There's a line between the normal business practice of raising prices when demand increases or if a manufacturer is facing higher costs, versus the predatory practice of price gouging. 

Extraordinarily high prices, to the tune of more than 20% of an item's usual cost, is one sign of price gouging, according to the U.S. Public Interest Research Group (PIRG)'s guide to identifying the practice. If a bottle of water from one brand costs double the amount of a competitor's item, that could also amount to price gouging, according to the guide. 

Already, dozens of states have laws that ban the practice, although there's currently no federal law against it. PIRG urges consumers who believe they encounter price gouging to report it to the company, as well as their state's attorney general.

While economists say that enacting a federal price gouging ban isn't necessarily bad policy, they stress it isn't likely to bring down grocery prices, given there are already state laws on the books and because the causes of food inflation are complex.

"There are states that have laws in place already to stop predatory pricing when there is a crisis. For federal law to do what the state laws do is not a bad idea, but I don't know that it will play any role in bringing down the cost of food in the current context," Zandi said. 

Still, a federal crackdown on price gouging could prove popular with some voters, even if it doesn't move the needle much on prices, some economists noted.

"This week, Harris said that she will crack down on large corporations that engage in illegal price gouging and corporate landlords that unfairly raise rents," Oxford Economics said in a Friday research note. "This makes more political than economic sense."

What could bring down food prices? 

However, economists agree with Harris that adding more competition to the grocery and food industries could help tackle rising food prices by adding to the supply of products on the market. That in turn would give consumers more choice while curtailing companies' ability to set unreasonably high prices. 

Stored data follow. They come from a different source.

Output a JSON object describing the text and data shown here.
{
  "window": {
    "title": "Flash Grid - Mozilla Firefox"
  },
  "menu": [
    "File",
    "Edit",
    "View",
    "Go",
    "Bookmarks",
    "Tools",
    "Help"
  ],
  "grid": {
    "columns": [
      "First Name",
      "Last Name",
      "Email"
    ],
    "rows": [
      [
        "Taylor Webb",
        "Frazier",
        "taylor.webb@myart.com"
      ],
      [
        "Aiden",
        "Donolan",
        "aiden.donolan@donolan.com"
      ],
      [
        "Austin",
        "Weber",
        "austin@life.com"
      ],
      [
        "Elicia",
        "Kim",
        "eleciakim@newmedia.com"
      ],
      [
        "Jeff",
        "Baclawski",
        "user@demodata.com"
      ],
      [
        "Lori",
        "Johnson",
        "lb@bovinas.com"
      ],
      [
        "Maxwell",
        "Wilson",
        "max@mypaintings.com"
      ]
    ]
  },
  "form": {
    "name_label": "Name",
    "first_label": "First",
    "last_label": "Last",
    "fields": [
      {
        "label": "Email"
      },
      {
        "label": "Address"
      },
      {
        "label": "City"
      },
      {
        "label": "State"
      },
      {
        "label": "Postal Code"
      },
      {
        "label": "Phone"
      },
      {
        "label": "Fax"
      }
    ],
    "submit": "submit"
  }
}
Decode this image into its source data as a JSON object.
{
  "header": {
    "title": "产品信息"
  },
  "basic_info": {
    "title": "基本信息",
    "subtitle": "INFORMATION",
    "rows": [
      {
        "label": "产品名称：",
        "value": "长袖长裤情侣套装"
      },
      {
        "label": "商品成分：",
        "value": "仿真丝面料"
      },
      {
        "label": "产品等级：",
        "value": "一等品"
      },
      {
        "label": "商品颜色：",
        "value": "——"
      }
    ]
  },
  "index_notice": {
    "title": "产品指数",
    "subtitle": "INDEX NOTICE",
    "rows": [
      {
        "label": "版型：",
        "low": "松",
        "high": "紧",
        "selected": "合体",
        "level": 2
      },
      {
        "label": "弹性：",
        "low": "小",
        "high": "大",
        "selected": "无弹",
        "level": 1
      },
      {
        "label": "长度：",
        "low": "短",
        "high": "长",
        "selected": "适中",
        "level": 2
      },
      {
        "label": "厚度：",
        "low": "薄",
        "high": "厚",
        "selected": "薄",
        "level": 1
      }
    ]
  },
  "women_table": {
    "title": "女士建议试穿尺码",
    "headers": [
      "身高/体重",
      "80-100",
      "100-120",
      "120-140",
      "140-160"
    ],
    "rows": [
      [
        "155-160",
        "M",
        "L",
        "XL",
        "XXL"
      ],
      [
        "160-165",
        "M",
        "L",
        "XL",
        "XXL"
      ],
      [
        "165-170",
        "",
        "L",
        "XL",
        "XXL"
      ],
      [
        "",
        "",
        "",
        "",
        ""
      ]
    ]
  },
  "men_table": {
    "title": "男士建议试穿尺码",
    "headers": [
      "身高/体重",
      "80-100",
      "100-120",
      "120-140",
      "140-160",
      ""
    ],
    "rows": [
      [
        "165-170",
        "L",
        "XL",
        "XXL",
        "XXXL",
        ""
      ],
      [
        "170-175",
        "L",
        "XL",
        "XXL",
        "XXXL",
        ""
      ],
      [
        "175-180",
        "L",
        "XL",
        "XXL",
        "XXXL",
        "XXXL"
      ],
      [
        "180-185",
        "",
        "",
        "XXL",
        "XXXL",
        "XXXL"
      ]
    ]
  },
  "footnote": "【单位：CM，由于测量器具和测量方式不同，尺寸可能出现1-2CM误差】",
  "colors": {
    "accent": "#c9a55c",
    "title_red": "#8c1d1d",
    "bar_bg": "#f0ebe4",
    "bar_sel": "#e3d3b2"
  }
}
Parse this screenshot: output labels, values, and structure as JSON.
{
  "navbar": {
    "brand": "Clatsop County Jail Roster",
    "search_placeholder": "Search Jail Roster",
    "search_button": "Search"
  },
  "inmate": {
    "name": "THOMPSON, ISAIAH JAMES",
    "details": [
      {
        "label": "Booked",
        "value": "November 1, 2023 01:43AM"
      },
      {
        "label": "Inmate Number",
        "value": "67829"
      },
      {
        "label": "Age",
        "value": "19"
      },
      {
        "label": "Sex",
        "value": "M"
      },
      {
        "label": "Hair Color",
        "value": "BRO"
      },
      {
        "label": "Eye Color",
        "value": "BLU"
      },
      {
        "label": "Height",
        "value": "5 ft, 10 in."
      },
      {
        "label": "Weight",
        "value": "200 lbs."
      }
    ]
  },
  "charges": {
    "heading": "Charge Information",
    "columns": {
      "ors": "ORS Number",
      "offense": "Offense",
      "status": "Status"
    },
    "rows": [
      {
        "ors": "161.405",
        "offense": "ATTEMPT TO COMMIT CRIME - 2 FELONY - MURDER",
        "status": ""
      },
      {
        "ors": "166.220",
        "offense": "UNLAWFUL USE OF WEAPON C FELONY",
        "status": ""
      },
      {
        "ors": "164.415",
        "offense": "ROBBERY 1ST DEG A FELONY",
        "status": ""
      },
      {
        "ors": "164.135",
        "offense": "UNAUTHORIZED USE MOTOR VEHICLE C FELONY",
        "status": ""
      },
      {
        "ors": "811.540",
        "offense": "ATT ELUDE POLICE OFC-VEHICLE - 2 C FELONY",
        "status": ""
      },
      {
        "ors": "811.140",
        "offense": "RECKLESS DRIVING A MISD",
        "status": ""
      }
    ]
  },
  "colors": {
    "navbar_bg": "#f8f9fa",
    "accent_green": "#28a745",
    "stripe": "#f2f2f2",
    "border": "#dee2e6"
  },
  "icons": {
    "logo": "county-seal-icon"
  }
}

Ensuring that consumers have plenty of alternatives is essential to keeping a lid on high prices, Zandi noted. While prices are elevated compared to pre-pandemic levels, they've risen little over the past year. For instance, grocery prices rose 1.1% in July on an annual basis, far below the overall inflation rate of 2.9%.  

"The market is working well in many respects," Zandi said. "Some of the higher prices might be due to some consolidation in the grocery business." 

Even so, Zandi thinks the U.S. Department of Justice (DOJ) should keep a close eye on any proposed mergers or acquisitions of food companies, and that the bar for approving such deals should be high. Earlier this year, the Federal Trade Commission sued to block the proposed merger of Kroger and Albertsons, arguing that the combination of the two grocery giants would lead to higher prices for consumers. That deal is now on hold.

"The DOJ should look carefully at what's proposed, and look at it through the prism of what it might mean for markets," Zandi said. "And the Federal Trade Commission should look closely at the pricing practices of grocery stores to make sure they're not doing anything anti-competitive." Shining a light on those practices is also key to empowering consumers to purchase goods they believe are priced fairly.

"It's appropriate to provide transparency with regard to pricing so consumers can shop for the best deal," he said. 

These types of policies, he believes, will be most effective at making groceries more affordable for everyday Americans, and taming high prices. 

"Things can and should be done to make sure there is competition in the markets and businesses are following good pricing policies," he said. "And prices need to be transparent so people can shop for a good deal."